BioPsyk / cleansumstats

Convert GWAS sumstat files into a common format with a common reference for positions, rsids and effect alleles.
https://biopsyk.github.io/metadata/#!/form/cleansumstats
13 stars 2 forks source link

config file options for required variable ontologies #77

Closed AndrewSchork closed 3 years ago

AndrewSchork commented 4 years ago

Consider adding to the config file an ontology option:

ontology_study_PhenoCode="/path/to/ontology.txt" ontology_study_PhenoDesc=NA

if a path is given, require the entry in the meta analysis is in the first column of the file, exactly. This can help with correct typos in key variables, and structuring the data in machine analyzable ways. If the ontology is NA, then do not check the contents.

Check all variables, then throw error for each, to limit multiple rerun to catch multiple errors.

BioPsykOLD commented 4 years ago

Isn't it better to throw an error if the ontology term is not in the ontology map ? And if it is not an error, but actually a new ontology term, then we can quickly add it to out ontology map, which will be to just add one more row to a file.

pappewaio commented 3 years ago

I think, it can suffice for now to - in the README - point the user to the file where they can specify any ontology. but I will move this as a new feature for next release.

rzetterberg commented 3 years ago

How is this issue supposed to be implemented when we have #78?

edit: Just wanted to note that I ask because I want to understand, even though I phrased the question as like "how the hell are we supposed to do this?!" :sweat_smile:

pappewaio commented 3 years ago

My opinion right now is that we should NOT force a specific ontology in metafile. It is very complicated to get this right, so we need time and experience. And it does not matter too much, it is more important for the library (not the cleaning) that this is searchable. Therefore, I think we can tabularize what we have in the library and update the metafiles to keep the names consistent. The most important thing is to give a very detailed description. And as a suggestion from Ida Callesen, we could instead aim to have broad pheno_codes, like: "neurological diseses". This would likely be precis enough to give good searchability in the library.

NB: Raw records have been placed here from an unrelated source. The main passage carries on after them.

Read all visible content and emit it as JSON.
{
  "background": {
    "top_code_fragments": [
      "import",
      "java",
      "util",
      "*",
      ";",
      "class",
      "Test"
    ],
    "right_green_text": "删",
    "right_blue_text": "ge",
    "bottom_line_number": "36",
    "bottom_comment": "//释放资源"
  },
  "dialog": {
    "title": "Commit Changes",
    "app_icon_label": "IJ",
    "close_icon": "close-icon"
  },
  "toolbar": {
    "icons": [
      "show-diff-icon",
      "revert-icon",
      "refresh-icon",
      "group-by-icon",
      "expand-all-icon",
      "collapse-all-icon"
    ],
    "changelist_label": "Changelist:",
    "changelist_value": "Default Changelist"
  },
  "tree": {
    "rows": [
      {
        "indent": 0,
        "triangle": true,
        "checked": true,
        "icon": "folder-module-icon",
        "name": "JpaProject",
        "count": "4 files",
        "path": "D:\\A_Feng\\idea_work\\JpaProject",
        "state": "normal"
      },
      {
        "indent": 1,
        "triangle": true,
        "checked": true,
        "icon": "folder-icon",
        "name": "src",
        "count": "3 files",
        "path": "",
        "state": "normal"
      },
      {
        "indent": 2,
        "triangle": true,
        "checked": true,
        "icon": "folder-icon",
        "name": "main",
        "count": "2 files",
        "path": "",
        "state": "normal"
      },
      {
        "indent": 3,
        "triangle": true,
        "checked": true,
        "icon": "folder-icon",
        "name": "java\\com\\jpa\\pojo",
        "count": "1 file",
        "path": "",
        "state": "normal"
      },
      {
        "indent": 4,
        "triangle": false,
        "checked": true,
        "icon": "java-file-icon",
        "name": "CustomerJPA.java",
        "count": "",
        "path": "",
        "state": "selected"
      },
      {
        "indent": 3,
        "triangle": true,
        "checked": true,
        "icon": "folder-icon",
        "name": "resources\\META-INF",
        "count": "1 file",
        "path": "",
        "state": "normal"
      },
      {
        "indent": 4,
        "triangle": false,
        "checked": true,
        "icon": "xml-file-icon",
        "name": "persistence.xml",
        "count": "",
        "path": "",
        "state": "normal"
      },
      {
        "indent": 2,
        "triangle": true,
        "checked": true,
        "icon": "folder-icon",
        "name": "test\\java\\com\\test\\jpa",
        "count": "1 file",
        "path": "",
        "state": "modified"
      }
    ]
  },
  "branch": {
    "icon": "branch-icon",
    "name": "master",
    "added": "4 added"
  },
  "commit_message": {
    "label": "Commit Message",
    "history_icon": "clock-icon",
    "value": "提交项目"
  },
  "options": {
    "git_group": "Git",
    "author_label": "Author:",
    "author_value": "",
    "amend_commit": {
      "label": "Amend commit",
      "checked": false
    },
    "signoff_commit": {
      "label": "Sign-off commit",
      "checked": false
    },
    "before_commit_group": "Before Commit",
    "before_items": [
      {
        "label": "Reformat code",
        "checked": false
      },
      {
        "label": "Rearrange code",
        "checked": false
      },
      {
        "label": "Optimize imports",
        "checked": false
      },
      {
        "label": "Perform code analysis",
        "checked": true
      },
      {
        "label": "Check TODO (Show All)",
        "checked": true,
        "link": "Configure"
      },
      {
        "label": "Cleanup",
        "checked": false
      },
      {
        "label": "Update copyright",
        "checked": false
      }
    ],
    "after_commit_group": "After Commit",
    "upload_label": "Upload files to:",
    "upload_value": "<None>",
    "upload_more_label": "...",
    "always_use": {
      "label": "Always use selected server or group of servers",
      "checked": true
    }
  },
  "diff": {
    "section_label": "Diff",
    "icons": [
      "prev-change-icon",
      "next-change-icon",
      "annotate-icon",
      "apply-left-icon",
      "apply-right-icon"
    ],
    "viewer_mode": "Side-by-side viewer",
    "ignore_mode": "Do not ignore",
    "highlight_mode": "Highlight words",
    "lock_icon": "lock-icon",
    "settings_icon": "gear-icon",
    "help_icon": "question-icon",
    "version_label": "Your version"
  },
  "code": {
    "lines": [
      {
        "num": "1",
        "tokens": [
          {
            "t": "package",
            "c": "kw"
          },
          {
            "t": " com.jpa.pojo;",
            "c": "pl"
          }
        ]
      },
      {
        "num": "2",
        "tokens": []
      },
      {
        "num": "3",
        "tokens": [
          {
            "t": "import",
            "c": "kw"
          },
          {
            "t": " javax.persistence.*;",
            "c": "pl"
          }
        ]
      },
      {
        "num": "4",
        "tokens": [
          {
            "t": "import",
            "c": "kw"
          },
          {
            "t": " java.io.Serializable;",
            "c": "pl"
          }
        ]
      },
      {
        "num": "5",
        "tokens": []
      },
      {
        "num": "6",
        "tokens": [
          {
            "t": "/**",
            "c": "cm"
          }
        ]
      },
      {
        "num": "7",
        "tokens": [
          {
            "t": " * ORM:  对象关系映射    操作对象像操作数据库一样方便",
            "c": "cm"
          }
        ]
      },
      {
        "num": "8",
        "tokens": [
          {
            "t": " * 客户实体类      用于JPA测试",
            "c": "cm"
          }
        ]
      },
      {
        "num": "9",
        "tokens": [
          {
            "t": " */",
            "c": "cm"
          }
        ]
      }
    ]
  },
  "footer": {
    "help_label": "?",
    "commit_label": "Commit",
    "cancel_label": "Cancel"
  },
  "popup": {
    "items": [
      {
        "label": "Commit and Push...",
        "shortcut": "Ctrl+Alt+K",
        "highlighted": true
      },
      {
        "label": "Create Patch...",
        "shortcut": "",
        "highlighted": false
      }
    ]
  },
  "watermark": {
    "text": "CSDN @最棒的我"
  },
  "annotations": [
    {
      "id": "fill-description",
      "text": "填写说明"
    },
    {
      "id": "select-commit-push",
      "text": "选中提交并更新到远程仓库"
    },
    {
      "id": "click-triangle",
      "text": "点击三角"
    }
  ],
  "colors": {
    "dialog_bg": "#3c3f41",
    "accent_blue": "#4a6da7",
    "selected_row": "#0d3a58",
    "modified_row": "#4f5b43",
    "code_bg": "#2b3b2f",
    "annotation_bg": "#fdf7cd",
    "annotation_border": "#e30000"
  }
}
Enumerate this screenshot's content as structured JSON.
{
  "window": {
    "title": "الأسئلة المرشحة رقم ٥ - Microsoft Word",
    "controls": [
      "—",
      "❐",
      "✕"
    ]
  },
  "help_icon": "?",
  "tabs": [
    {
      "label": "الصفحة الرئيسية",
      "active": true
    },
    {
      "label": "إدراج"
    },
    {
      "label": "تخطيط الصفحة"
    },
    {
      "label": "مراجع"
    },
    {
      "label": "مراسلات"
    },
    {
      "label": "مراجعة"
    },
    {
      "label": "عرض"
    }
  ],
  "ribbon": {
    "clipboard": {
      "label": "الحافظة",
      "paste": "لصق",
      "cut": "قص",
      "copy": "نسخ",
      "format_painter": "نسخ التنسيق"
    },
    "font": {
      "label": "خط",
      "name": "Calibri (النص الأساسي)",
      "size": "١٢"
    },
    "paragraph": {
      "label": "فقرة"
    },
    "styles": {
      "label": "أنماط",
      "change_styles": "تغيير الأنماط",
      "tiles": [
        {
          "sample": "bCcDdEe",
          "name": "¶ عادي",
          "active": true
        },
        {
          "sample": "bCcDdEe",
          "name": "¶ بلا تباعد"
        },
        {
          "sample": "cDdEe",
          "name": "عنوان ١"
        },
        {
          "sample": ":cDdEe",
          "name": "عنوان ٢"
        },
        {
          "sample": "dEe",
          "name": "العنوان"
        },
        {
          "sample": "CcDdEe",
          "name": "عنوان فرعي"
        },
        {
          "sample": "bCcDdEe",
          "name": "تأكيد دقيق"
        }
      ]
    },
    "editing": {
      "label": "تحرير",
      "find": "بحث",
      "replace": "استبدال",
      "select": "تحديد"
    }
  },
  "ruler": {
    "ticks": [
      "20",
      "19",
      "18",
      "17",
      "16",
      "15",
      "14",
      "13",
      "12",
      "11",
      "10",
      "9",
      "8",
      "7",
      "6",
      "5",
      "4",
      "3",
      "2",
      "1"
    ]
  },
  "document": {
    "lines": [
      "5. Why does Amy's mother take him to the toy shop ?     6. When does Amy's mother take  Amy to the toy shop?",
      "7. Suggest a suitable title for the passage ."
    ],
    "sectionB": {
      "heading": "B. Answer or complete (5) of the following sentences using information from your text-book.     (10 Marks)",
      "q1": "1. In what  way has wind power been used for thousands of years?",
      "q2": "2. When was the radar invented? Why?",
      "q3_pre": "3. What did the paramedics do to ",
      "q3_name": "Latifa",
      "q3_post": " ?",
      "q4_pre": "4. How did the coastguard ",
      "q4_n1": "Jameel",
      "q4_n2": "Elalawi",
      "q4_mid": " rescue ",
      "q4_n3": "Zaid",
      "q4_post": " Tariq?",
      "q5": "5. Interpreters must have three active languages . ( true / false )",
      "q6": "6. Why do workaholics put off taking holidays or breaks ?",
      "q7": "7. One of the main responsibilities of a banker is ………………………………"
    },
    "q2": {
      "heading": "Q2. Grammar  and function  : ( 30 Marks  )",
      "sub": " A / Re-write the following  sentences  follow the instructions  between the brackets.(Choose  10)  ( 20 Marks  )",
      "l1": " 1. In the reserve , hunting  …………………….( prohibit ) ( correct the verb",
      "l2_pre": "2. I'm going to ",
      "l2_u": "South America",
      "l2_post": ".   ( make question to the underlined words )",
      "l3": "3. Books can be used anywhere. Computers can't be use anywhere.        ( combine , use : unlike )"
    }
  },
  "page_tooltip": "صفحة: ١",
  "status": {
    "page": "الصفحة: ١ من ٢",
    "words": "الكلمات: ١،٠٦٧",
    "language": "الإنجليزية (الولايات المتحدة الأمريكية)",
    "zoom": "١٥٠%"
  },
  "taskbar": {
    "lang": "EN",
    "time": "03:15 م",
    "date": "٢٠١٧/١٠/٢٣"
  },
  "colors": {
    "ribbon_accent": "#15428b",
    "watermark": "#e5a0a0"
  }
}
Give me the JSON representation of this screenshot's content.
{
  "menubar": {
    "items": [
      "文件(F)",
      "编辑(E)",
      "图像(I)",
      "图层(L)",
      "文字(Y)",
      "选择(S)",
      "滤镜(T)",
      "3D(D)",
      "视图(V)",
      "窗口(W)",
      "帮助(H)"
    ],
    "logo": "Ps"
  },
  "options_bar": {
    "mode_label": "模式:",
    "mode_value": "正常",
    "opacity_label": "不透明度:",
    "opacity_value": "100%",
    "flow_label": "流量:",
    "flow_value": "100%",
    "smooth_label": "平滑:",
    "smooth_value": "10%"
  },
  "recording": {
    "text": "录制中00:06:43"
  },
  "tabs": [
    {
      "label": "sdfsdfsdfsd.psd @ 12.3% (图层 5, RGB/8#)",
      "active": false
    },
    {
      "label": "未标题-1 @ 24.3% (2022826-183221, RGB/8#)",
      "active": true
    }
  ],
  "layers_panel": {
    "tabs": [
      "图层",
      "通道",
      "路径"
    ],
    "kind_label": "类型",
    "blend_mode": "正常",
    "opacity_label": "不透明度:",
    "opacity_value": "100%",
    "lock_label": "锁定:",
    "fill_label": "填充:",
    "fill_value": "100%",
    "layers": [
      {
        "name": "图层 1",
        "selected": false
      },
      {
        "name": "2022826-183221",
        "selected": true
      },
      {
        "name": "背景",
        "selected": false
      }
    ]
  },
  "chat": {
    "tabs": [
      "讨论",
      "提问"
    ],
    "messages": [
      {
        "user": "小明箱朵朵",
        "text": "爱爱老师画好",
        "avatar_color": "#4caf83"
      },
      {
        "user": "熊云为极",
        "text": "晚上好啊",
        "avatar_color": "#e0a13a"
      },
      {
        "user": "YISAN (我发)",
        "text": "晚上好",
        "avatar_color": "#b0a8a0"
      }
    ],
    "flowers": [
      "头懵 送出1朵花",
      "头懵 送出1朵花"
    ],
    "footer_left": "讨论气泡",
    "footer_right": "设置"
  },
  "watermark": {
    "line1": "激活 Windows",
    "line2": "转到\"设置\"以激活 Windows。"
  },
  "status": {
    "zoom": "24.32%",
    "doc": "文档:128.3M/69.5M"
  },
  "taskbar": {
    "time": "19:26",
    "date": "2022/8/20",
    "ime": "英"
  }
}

Precise classification is nice, but I think it is too much at this point for us to create such a system. @AndrewSchork , what are your thoughts?

rzetterberg commented 3 years ago

Alright, so this issue can be closed then?

pappewaio commented 3 years ago

That is my opinion. Maybe @joejeroe can add some thoughts here before we close it completely?

joejeroe commented 3 years ago

I have nothing to add.

AndrewSchork commented 3 years ago

I think this gets taken care of by the new schema which basically has this embedded in the metafile checker. It was my hack-y way to demand that some meta-file entries needed to have limited options.

rzetterberg commented 3 years ago

Yes, that is correct! The new schema has this sort of validation built-in.